Part C: Planning the Global Experiment | Cell-Free Master Mix Design

sfGFP: Superfolder GFP has a rapid maturation time of approximately 13.6 minutes, which allows it to achieve fluorescence quickly in cell-free systems. Its superfolder property also enables proper folding even when expressed as a fusion protein, reducing the risk of aggregation and improving reliable readout

mRFP1: mRFP1 has a relatively slow maturation time of 60 minutes, which limits its initial brightness in short incubations but allows sustained signal over longer timeframes. Its low pKa of 4.5 makes it acid-tolerant, a useful property in cell-free systems where pH can drift over extended 36-hour incubations.

mKO2: mKO2 has a very slow maturation time of 108 minutes, requiring extended incubation to achieve full fluorescence, which is relevant for 36-hour artwork experiments. Its instability index of 46.21 indicates it is prone to degradation, potentially limiting signal stability over long cell-free reactions unless protease inhibitors or stabilizing reagents are added.

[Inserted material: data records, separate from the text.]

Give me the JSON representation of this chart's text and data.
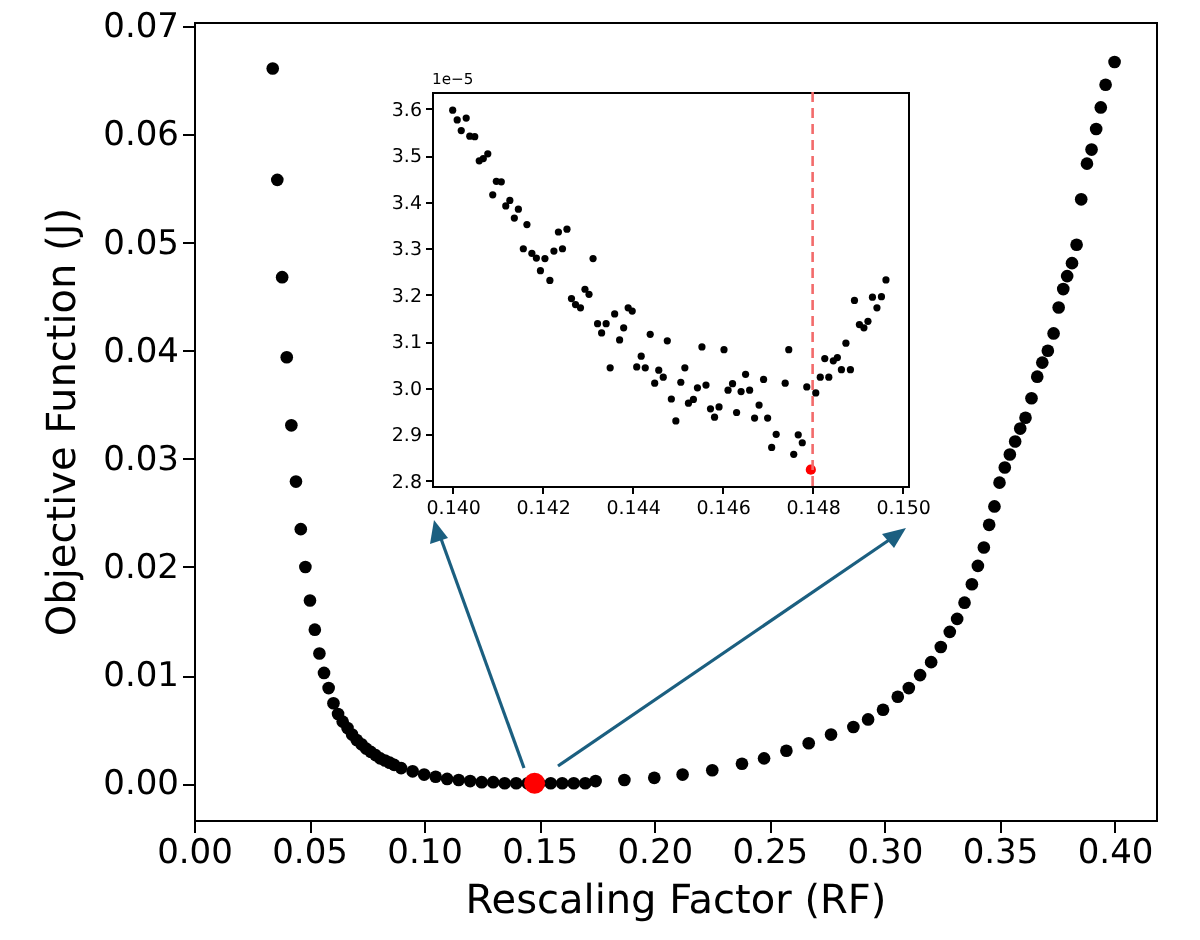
{
  "chart_data": [
    {
      "type": "scatter",
      "xlabel": "Rescaling Factor (RF)",
      "ylabel": "Objective Function (J)",
      "marker": "circle",
      "xlim": [
        0,
        0.418
      ],
      "ylim": [
        -0.0034,
        0.0704
      ],
      "xticks": [
        {
          "value": 0,
          "label": "0.00"
        },
        {
          "value": 0.05,
          "label": "0.05"
        },
        {
          "value": 0.1,
          "label": "0.10"
        },
        {
          "value": 0.15,
          "label": "0.15"
        },
        {
          "value": 0.2,
          "label": "0.20"
        },
        {
          "value": 0.25,
          "label": "0.25"
        },
        {
          "value": 0.3,
          "label": "0.30"
        },
        {
          "value": 0.35,
          "label": "0.35"
        },
        {
          "value": 0.4,
          "label": "0.40"
        }
      ],
      "yticks": [
        {
          "value": 0,
          "label": "0.00"
        },
        {
          "value": 0.01,
          "label": "0.01"
        },
        {
          "value": 0.02,
          "label": "0.02"
        },
        {
          "value": 0.03,
          "label": "0.03"
        },
        {
          "value": 0.04,
          "label": "0.04"
        },
        {
          "value": 0.05,
          "label": "0.05"
        },
        {
          "value": 0.06,
          "label": "0.06"
        },
        {
          "value": 0.07,
          "label": "0.07"
        }
      ],
      "series": [
        {
          "color": "#000000",
          "x": [
            0.0342,
            0.0362,
            0.0383,
            0.0403,
            0.0423,
            0.0443,
            0.0464,
            0.0484,
            0.0504,
            0.0525,
            0.0545,
            0.0565,
            0.0585,
            0.0606,
            0.0626,
            0.0646,
            0.0667,
            0.0687,
            0.0707,
            0.0728,
            0.0748,
            0.0768,
            0.0789,
            0.0809,
            0.083,
            0.085,
            0.087,
            0.09,
            0.095,
            0.1,
            0.105,
            0.11,
            0.115,
            0.12,
            0.125,
            0.13,
            0.135,
            0.14,
            0.145,
            0.15,
            0.155,
            0.16,
            0.165,
            0.17,
            0.1745,
            0.187,
            0.2,
            0.2123,
            0.2252,
            0.2381,
            0.2477,
            0.2574,
            0.2671,
            0.2768,
            0.2865,
            0.2929,
            0.2994,
            0.3058,
            0.3106,
            0.3155,
            0.3203,
            0.3245,
            0.3284,
            0.3316,
            0.3348,
            0.338,
            0.3406,
            0.3432,
            0.3455,
            0.3478,
            0.35,
            0.3523,
            0.3545,
            0.3568,
            0.359,
            0.3613,
            0.3639,
            0.3664,
            0.3686,
            0.371,
            0.3735,
            0.3757,
            0.3777,
            0.3794,
            0.3815,
            0.3835,
            0.3855,
            0.388,
            0.39,
            0.392,
            0.394,
            0.3961,
            0.4
          ],
          "values": [
            0.0661,
            0.0558,
            0.0468,
            0.0394,
            0.0331,
            0.0279,
            0.0235,
            0.02,
            0.0169,
            0.0142,
            0.012,
            0.0102,
            0.0088,
            0.0074,
            0.0064,
            0.0057,
            0.0051,
            0.0045,
            0.004,
            0.0036,
            0.0032,
            0.0029,
            0.0026,
            0.0023,
            0.0021,
            0.0019,
            0.0017,
            0.0014,
            0.0011,
            0.0008,
            0.0006,
            0.0004,
            0.0003,
            0.0002,
            0.0001,
            0.0001,
            0,
            0,
            0,
            0,
            0,
            0,
            0,
            0,
            0.0002,
            0.0003,
            0.0005,
            0.0008,
            0.0012,
            0.0018,
            0.0023,
            0.003,
            0.0037,
            0.0045,
            0.0052,
            0.0059,
            0.0068,
            0.008,
            0.0088,
            0.01,
            0.0112,
            0.0126,
            0.014,
            0.0152,
            0.0167,
            0.0184,
            0.0201,
            0.0218,
            0.0239,
            0.0256,
            0.0278,
            0.0292,
            0.0304,
            0.0316,
            0.0328,
            0.0338,
            0.0356,
            0.0376,
            0.0389,
            0.04,
            0.0416,
            0.044,
            0.0457,
            0.0469,
            0.0481,
            0.0498,
            0.054,
            0.0573,
            0.0586,
            0.0605,
            0.0625,
            0.0646,
            0.0667
          ]
        },
        {
          "color": "#ff0000",
          "x": [
            0.148
          ],
          "values": [
            0
          ]
        }
      ]
    },
    {
      "type": "scatter",
      "marker": "circle",
      "annotations": [
        "1e−5"
      ],
      "xlim": [
        0.13954,
        0.15012
      ],
      "ylim": [
        2.789,
        3.636
      ],
      "xticks": [
        {
          "value": 0.14,
          "label": "0.140"
        },
        {
          "value": 0.142,
          "label": "0.142"
        },
        {
          "value": 0.144,
          "label": "0.144"
        },
        {
          "value": 0.146,
          "label": "0.146"
        },
        {
          "value": 0.148,
          "label": "0.148"
        },
        {
          "value": 0.15,
          "label": "0.150"
        }
      ],
      "yticks": [
        2.8,
        2.9,
        {
          "value": 3.0,
          "label": "3.0"
        },
        3.1,
        3.2,
        3.3,
        3.4,
        3.5,
        3.6
      ],
      "ref_lines": [
        {
          "axis": "x",
          "value": 0.148,
          "color": "#f26b6b",
          "line_style": "dashed"
        }
      ],
      "series": [
        {
          "color": "#000000",
          "x": [
            0.14,
            0.1401,
            0.14019,
            0.1403,
            0.14038,
            0.14049,
            0.14059,
            0.14068,
            0.14078,
            0.14089,
            0.14097,
            0.14108,
            0.14118,
            0.14127,
            0.14137,
            0.14146,
            0.14157,
            0.14165,
            0.14176,
            0.14186,
            0.14195,
            0.14205,
            0.14216,
            0.14225,
            0.14235,
            0.14244,
            0.14254,
            0.14264,
            0.14273,
            0.14284,
            0.14294,
            0.14303,
            0.14312,
            0.14322,
            0.14331,
            0.14341,
            0.1435,
            0.1436,
            0.14371,
            0.1438,
            0.1439,
            0.14399,
            0.14409,
            0.14419,
            0.14428,
            0.14439,
            0.14449,
            0.14458,
            0.14468,
            0.14477,
            0.14486,
            0.14496,
            0.14507,
            0.14516,
            0.14524,
            0.14535,
            0.14544,
            0.14554,
            0.14563,
            0.14573,
            0.14582,
            0.14592,
            0.14603,
            0.14612,
            0.14622,
            0.14631,
            0.14641,
            0.14651,
            0.1466,
            0.14671,
            0.14681,
            0.14691,
            0.147,
            0.14709,
            0.14719,
            0.14739,
            0.14747,
            0.14758,
            0.14768,
            0.14777,
            0.14787,
            0.14807,
            0.14817,
            0.14827,
            0.14836,
            0.14846,
            0.14855,
            0.14864,
            0.14874,
            0.14884,
            0.14893,
            0.14904,
            0.14914,
            0.14923,
            0.14933,
            0.14943,
            0.14953,
            0.14963
          ],
          "values": [
            3.597,
            3.576,
            3.553,
            3.58,
            3.541,
            3.54,
            3.488,
            3.493,
            3.503,
            3.415,
            3.444,
            3.443,
            3.391,
            3.403,
            3.365,
            3.384,
            3.299,
            3.351,
            3.289,
            3.279,
            3.252,
            3.278,
            3.231,
            3.294,
            3.335,
            3.299,
            3.341,
            3.192,
            3.179,
            3.172,
            3.212,
            3.201,
            3.278,
            3.138,
            3.118,
            3.138,
            3.043,
            3.159,
            3.103,
            3.129,
            3.172,
            3.165,
            3.045,
            3.068,
            3.043,
            3.115,
            3.01,
            3.038,
            3.023,
            3.101,
            2.976,
            2.929,
            3.012,
            3.043,
            2.967,
            2.975,
            3.0,
            3.088,
            3.006,
            2.955,
            2.937,
            2.959,
            3.082,
            2.995,
            3.009,
            2.947,
            2.992,
            3.029,
            2.995,
            2.935,
            2.963,
            3.018,
            2.935,
            2.872,
            2.9,
            3.01,
            3.082,
            2.857,
            2.899,
            2.882,
            3.002,
            2.989,
            3.023,
            3.063,
            3.023,
            3.058,
            3.065,
            3.039,
            3.096,
            3.039,
            3.188,
            3.136,
            3.129,
            3.143,
            3.195,
            3.172,
            3.196,
            3.232
          ]
        },
        {
          "color": "#ff0000",
          "x": [
            0.14796
          ],
          "values": [
            2.824
          ]
        }
      ]
    }
  ]
}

mTurquoise2: mTurquoise2 has an exceptionally fast maturation time of approximately 3.5 minutes, allowing it to achieve fluorescence almost immediately upon protein folding in cell-free systems. Its high photostability (t½ = 90 seconds) and stable instability index of 27.33 make it reliable for long 36-hour incubations without significant degradation.

mScarlet_I: mScarlet_I has the slowest maturation time of all six proteins at 174 minutes, requiring prolonged incubation (well beyond typical cell-free reaction times) to reach full fluorescence. However, it compensates with exceptionally high brightness (70.0) and outstanding photostability (t½ = 277 seconds), making it ideal for long-term 36-hour artwork incubations where signal persistence is valued over rapid onset.

Electra2: Electra2 exhibits exceptional photostability with a half-life of up to 1466 seconds under LED illumination, making it highly resistant to photobleaching during long-term imaging or artwork documentation. Its brightness of 61.48 and fast maturation (typical for small blue fluorescent proteins) allow rapid signal development that persists reliably over 36-hour cell-free incubations.

Protein: mScarlet_I

Biophysical property to improve: Extremely slow maturation time (174 minutes)

Reagent(s) to adjust: Increase magnesium glutamate concentration from 7.0 mM to 9.0–10.0 mM, and add 1.0 mM dithiothreitol (DTT) as a reducing agent.

Expected effect: Higher magnesium concentration accelerates the rate of chromophore cyclization and oxidation, reducing the effective maturation time of mScarlet_I by stabilizing the proper folding intermediate. The addition of DTT prevents oxidative misfolding of cysteine residues, allowing more nascent protein to reach its mature, fluorescent conformation. Together, these adjustments are expected to increase total fluorescence yield at 36 hours by 30–50% compared to the standard master mix, without compromising signal stability.